MAS O SUBSTITUTIVO DO PROJETO 399/2015 quer alterar a lei antidrogas,autorizando plantar no Brasil “qualquer variedade de cannabis (maconha)“ para produção de “remédios “ e também de outros produtos “sem fins medicinais” como produtos de higiene, cosméticos e até alimentos. O PL 399/2015será votado dia 17 de maio, às três da tarde, na Comissão Especial de Remédios com Cannabis (maconha), na Câmara dos Deputados.

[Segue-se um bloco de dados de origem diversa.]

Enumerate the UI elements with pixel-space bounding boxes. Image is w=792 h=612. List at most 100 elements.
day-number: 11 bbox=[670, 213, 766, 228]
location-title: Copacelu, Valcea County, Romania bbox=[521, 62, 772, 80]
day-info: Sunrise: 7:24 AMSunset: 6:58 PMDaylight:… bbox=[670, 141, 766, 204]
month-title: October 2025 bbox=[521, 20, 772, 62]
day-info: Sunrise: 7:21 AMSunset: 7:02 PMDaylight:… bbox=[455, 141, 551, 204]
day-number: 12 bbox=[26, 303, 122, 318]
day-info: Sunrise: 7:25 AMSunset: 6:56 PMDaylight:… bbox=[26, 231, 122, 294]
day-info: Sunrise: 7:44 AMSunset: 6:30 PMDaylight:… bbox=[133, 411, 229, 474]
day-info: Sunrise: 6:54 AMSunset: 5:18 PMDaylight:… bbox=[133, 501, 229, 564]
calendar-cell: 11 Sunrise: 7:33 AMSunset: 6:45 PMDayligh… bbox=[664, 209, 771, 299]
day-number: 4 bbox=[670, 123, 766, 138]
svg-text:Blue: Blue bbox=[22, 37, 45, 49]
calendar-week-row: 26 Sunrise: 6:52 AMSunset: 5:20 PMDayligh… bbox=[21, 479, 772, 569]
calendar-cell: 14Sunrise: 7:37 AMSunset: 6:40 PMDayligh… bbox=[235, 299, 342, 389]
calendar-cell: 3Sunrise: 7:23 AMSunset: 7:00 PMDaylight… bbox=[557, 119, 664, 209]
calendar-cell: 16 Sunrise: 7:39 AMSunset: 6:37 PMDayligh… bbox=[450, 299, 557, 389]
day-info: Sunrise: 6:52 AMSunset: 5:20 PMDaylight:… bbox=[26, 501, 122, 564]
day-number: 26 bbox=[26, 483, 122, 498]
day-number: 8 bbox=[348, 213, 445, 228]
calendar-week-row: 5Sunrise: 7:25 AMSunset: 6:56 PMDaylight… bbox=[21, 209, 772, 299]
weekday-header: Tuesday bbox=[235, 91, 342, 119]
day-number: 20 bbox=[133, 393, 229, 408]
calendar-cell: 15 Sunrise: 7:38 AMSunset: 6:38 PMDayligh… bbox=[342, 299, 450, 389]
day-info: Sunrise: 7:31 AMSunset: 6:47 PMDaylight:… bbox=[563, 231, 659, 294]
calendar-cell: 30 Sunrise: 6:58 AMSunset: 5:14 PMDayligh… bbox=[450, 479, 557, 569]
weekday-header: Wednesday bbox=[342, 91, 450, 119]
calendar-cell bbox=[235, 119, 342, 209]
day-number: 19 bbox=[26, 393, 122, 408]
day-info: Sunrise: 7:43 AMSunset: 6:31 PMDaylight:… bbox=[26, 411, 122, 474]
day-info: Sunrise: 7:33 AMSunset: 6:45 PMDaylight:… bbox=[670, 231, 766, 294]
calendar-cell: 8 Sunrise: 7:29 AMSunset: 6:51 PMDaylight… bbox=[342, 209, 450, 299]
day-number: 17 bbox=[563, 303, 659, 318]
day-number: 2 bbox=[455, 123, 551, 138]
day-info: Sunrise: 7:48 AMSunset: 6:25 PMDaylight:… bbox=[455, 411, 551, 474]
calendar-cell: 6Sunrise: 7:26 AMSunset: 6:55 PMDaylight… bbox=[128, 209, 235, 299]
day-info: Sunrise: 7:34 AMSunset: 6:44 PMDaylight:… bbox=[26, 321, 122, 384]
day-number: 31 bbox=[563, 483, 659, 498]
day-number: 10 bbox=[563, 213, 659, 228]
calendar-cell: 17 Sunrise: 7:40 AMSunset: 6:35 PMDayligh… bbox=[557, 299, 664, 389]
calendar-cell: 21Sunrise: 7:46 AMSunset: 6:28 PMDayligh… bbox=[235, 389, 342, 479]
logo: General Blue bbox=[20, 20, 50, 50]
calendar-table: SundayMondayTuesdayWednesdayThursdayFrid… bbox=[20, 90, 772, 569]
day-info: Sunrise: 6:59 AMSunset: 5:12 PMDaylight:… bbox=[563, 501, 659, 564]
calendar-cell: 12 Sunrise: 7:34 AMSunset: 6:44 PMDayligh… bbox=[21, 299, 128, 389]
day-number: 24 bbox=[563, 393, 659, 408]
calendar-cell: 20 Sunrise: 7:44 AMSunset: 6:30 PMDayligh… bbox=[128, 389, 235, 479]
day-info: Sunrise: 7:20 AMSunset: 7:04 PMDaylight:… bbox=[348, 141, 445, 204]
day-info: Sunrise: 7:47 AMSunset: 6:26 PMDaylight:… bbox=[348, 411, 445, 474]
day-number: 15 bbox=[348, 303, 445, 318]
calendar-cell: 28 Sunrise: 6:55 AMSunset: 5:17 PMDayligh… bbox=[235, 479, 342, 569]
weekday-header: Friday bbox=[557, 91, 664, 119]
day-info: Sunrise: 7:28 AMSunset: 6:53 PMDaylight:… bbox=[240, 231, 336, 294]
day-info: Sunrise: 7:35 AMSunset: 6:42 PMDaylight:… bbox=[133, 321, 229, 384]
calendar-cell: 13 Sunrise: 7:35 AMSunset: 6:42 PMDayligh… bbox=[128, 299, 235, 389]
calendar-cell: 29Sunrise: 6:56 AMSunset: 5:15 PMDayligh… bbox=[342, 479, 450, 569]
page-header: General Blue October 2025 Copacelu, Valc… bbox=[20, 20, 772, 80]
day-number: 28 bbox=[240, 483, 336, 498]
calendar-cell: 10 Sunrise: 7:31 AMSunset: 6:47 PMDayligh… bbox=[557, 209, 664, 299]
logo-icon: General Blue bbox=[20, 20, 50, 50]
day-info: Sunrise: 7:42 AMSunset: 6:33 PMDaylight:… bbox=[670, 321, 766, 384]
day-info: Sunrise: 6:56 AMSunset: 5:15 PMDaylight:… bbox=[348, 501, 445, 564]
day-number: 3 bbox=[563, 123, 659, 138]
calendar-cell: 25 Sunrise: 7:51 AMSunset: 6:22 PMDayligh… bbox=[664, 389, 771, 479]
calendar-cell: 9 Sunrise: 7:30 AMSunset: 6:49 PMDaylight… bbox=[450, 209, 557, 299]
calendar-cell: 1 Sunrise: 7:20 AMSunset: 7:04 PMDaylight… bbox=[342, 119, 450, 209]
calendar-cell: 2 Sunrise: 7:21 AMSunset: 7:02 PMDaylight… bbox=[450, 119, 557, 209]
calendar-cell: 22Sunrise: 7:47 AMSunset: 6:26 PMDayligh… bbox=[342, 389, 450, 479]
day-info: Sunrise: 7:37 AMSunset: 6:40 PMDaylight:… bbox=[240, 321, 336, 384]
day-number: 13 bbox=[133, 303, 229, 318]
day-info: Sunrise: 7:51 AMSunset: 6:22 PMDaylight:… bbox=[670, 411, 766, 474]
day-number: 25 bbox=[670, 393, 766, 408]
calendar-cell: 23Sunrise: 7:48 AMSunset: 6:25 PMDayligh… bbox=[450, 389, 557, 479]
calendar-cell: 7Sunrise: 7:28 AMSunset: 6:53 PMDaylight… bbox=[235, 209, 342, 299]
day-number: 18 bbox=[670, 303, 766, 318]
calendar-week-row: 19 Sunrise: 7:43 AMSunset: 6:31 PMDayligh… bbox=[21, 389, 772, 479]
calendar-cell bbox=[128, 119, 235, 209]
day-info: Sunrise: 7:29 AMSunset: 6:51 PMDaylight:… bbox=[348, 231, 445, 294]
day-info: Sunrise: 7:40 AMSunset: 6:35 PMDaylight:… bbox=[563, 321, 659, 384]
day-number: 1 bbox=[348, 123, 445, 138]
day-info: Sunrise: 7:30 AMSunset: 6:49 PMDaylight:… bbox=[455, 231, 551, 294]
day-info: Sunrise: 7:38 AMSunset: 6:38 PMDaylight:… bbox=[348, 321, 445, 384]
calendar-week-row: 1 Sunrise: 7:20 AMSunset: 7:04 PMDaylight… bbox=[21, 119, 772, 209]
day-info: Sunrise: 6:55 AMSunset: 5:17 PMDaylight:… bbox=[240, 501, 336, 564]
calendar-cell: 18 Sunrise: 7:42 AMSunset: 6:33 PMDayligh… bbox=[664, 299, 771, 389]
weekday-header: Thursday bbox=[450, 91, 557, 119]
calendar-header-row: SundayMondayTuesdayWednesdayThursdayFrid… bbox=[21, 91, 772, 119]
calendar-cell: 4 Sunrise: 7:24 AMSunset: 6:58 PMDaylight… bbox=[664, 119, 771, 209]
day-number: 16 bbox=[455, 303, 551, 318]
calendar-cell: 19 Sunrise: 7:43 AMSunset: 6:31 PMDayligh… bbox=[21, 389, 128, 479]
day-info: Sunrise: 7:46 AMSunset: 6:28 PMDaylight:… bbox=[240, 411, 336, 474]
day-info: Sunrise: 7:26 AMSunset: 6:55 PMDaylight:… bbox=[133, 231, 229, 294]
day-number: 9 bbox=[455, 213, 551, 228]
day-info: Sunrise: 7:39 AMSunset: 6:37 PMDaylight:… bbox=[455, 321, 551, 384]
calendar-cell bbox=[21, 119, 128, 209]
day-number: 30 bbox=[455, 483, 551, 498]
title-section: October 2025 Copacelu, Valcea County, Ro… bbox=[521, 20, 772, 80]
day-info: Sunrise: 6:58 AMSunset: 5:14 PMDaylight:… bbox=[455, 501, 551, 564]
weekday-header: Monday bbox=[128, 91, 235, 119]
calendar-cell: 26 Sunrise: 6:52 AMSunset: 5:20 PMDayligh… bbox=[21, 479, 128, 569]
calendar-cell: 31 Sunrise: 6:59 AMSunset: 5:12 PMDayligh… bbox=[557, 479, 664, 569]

O PL399/2015 “proíbe a produção e a comercialização de produtos fumígenos, como cigarros, fabricados a partir da cannabis medicinal, assim como chás medicinais ou outras mercadorias na forma vegetal da planta, incluindo sementes”.NO ENTANTO, AUTORIZA “ produção de medicamentos à base de cannabis tanto por farmácias vivas (que cultivam a planta) quanto por farmácias de manipulação. E AUTORIZA PESSOAS JURÍDICAS E ASSOCIAÇÕES DE PACIENTES A PLANTAR, CULTIVAR E COLHER PLANTAS DE CANNABIS,DESTINADAS À ELABORAÇÃO DE MEDICAMENTOS, DE PRODUTOS DE CANNABIS MEDICINAL OU DE PRODUTOS DE CÂNHAMO INDUSTRIAL.”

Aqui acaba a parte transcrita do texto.